Perhaps a clarification is appropriate.  I am not a socialite, quite the opposite.  I’d like to be, if not a socialite, then perhaps more socially acceptable.  I’m not a complete weirdo, just slightly.

It would probably help if I stated some things from my childhood.  At some point or another, all of us believe that our childhood was far from normal.  This is true for me and many others, I’m sure.  I give credit to the Brady Bunch for being as “normal” as I am today.  My mother was diagnosed bipolar with paranoid tendencies when I was in high school.  Of course by then, the damage was quite done, like a burnt turkey on Thanksgiving, the kind that you poke with a fork and smoke comes out of it.

When I was going to school, my mother would tell me exactly what to say and what to do, I was not allowed to think for myself.  She would also make comments like “nobody wants to be your friend, they just want to get the details of your life for their own purposes.”  Or perhaps the typical “don’t tell them anything!  They’ll just use it against you later.”
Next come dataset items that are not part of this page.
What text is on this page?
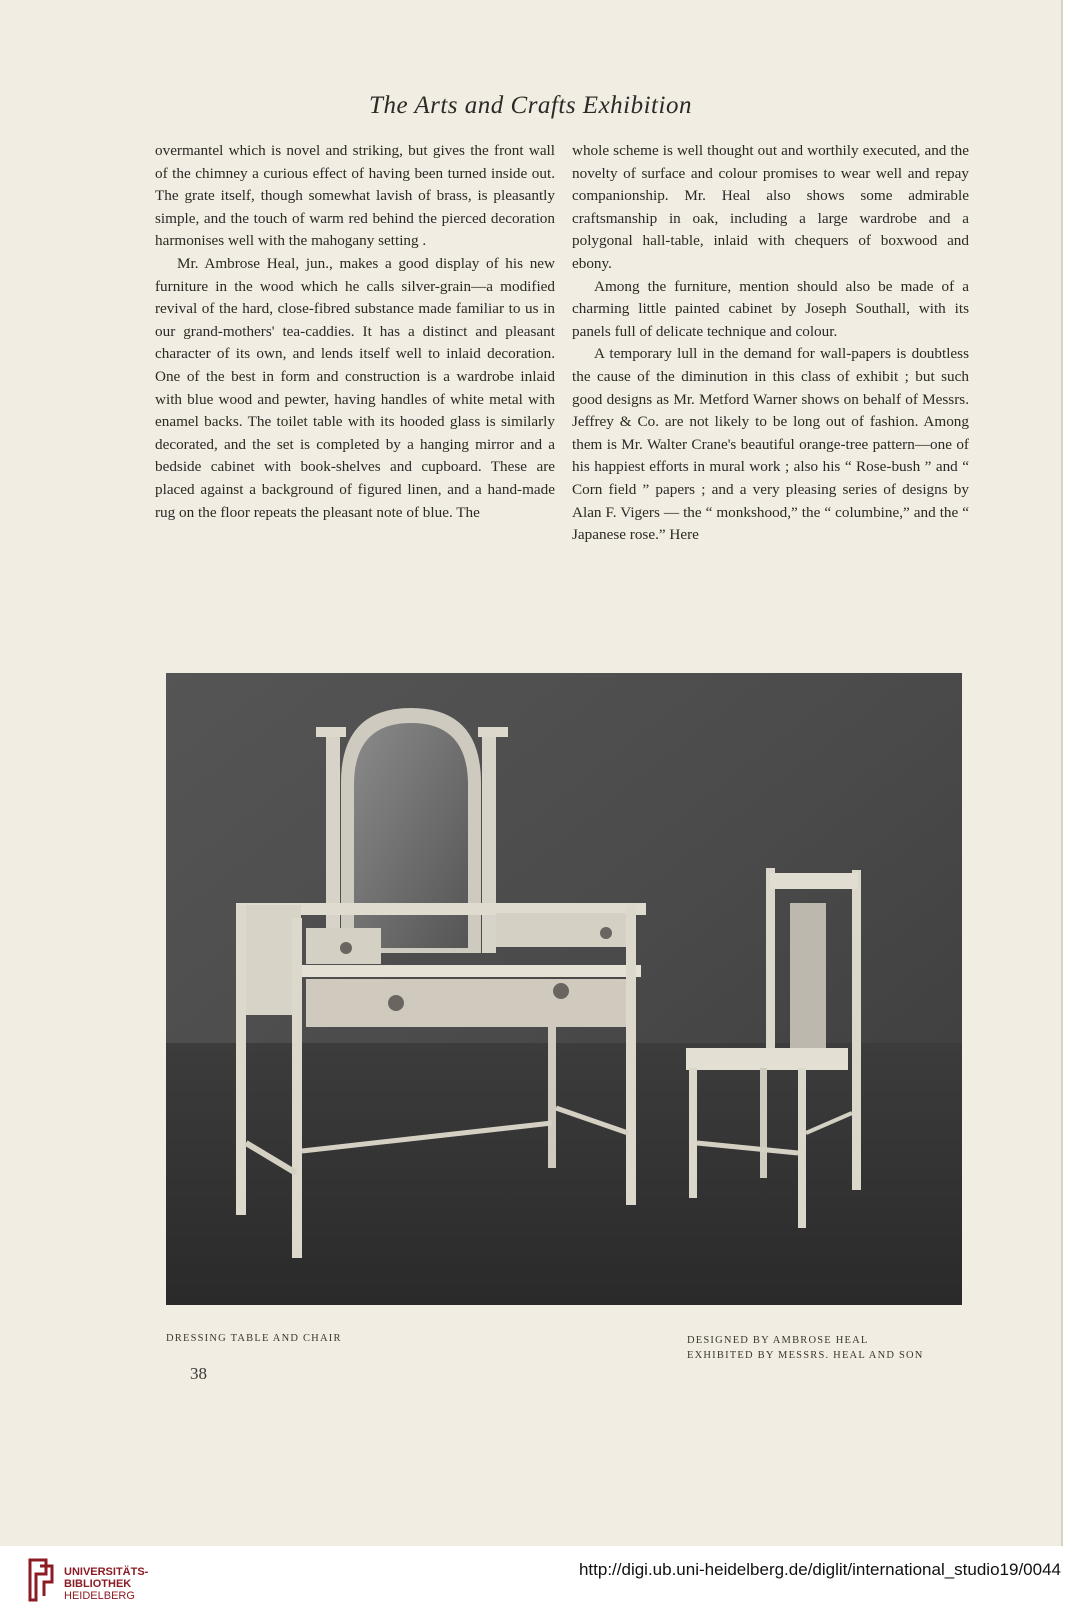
The Arts and Crafts Exhibition

overmantel which is novel and striking, but gives the front wall of the chimney a curious effect of having been turned inside out. The grate itself, though somewhat lavish of brass, is pleasantly simple, and the touch of warm red behind the pierced decoration harmonises well with the mahogany setting .

Mr. Ambrose Heal, jun., makes a good display of his new furniture in the wood which he calls silver-grain—a modified revival of the hard, close-fibred substance made familiar to us in our grand-mothers' tea-caddies. It has a distinct and pleasant character of its own, and lends itself well to inlaid decoration. One of the best in form and construction is a wardrobe inlaid with blue wood and pewter, having handles of white metal with enamel backs. The toilet table with its hooded glass is similarly decorated, and the set is completed by a hanging mirror and a bedside cabinet with book-shelves and cupboard. These are placed against a background of figured linen, and a hand-made rug on the floor repeats the pleasant note of blue. The

whole scheme is well thought out and worthily executed, and the novelty of surface and colour promises to wear well and repay companionship. Mr. Heal also shows some admirable craftsmanship in oak, including a large wardrobe and a polygonal hall-table, inlaid with chequers of boxwood and ebony.

Among the furniture, mention should also be made of a charming little painted cabinet by Joseph Southall, with its panels full of delicate technique and colour.

A temporary lull in the demand for wall-papers is doubtless the cause of the diminution in this class of exhibit ; but such good designs as Mr. Metford Warner shows on behalf of Messrs. Jeffrey & Co. are not likely to be long out of fashion. Among them is Mr. Walter Crane's beautiful orange-tree pattern—one of his happiest efforts in mural work ; also his “ Rose-bush ” and “ Corn field ” papers ; and a very pleasing series of designs by Alan F. Vigers — the “ monkshood,” the “ columbine,” and the “ Japanese rose.” Here

DRESSING TABLE AND CHAIR	DESIGNED BY AMBROSE HEAL
EXHIBITED BY MESSRS. HEAL AND SON
38
UNIVERSITÄTS-
BIBLIOTHEK
HEIDELBERG
http://digi.ub.uni-heidelberg.de/diglit/international_studio19/0044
If you’re wondering how a child makes friends when she’s not allowed to “tell anyone anything” you can stop wondering.  It doesn’t happen.  Can you imagine what happens to a child in school when he/she doesn’t have friends?  It wasn’t pretty.
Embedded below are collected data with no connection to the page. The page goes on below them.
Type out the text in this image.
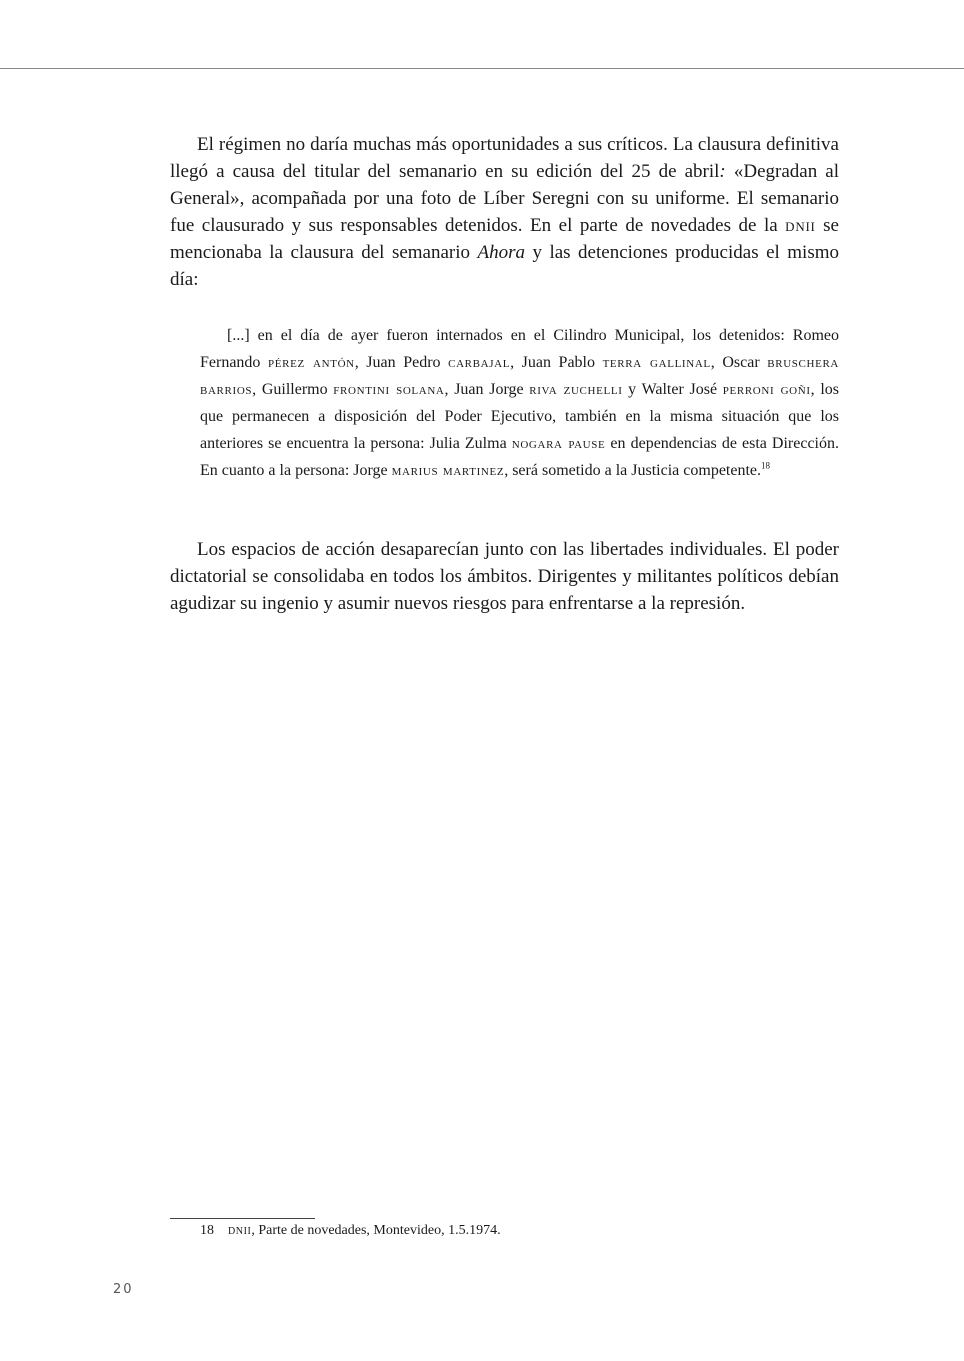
El régimen no daría muchas más oportunidades a sus críticos. La clausura definitiva llegó a causa del titular del semanario en su edición del 25 de abril: «Degradan al General», acompañada por una foto de Líber Seregni con su uniforme. El semanario fue clausurado y sus responsables detenidos. En el parte de novedades de la dnii se mencionaba la clausura del semanario Ahora y las detenciones producidas el mismo día:

[...] en el día de ayer fueron internados en el Cilindro Municipal, los detenidos: Romeo Fernando pérez antón, Juan Pedro carbajal, Juan Pablo terra gallinal, Oscar bruschera barrios, Guillermo frontini solana, Juan Jorge riva zuchelli y Walter José perroni goñi, los que permanecen a disposición del Poder Ejecutivo, también en la misma situación que los anteriores se encuentra la persona: Julia Zulma nogara pause en dependencias de esta Dirección. En cuanto a la persona: Jorge marius martinez, será sometido a la Justicia competente.$^{18}$

Los espacios de acción desaparecían junto con las libertades individuales. El poder dictatorial se consolidaba en todos los ámbitos. Dirigentes y militantes políticos debían agudizar su ingenio y asumir nuevos riesgos para enfrentarse a la represión.

18 dnii, Parte de novedades, Montevideo, 1.5.1974.

20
I did eventually figure out that things would go easier if I mimicked what the girls around me were doing.  And there are plenty of girls who just want someone to listen to them.  So that’s what I’d do.  I became “friends” with a few of the other girls who wanted nothing more than to talk about themselves to anyone who would listen.  I would smile at the appropriate times, complement their new hairstyles or the pretty outfit and survived school almost unharmed.  For the most part, I stayed under the radar and made it through.

This blog won’t be about my childhood, though, it’s about the person I became as a result of those experiences, but most of all, it’ll be about the person I want to become.  I am old enough and smart enough to know that those experiences shaped the person I am today, but I have the control to shape the person I want to be.  I have the control now.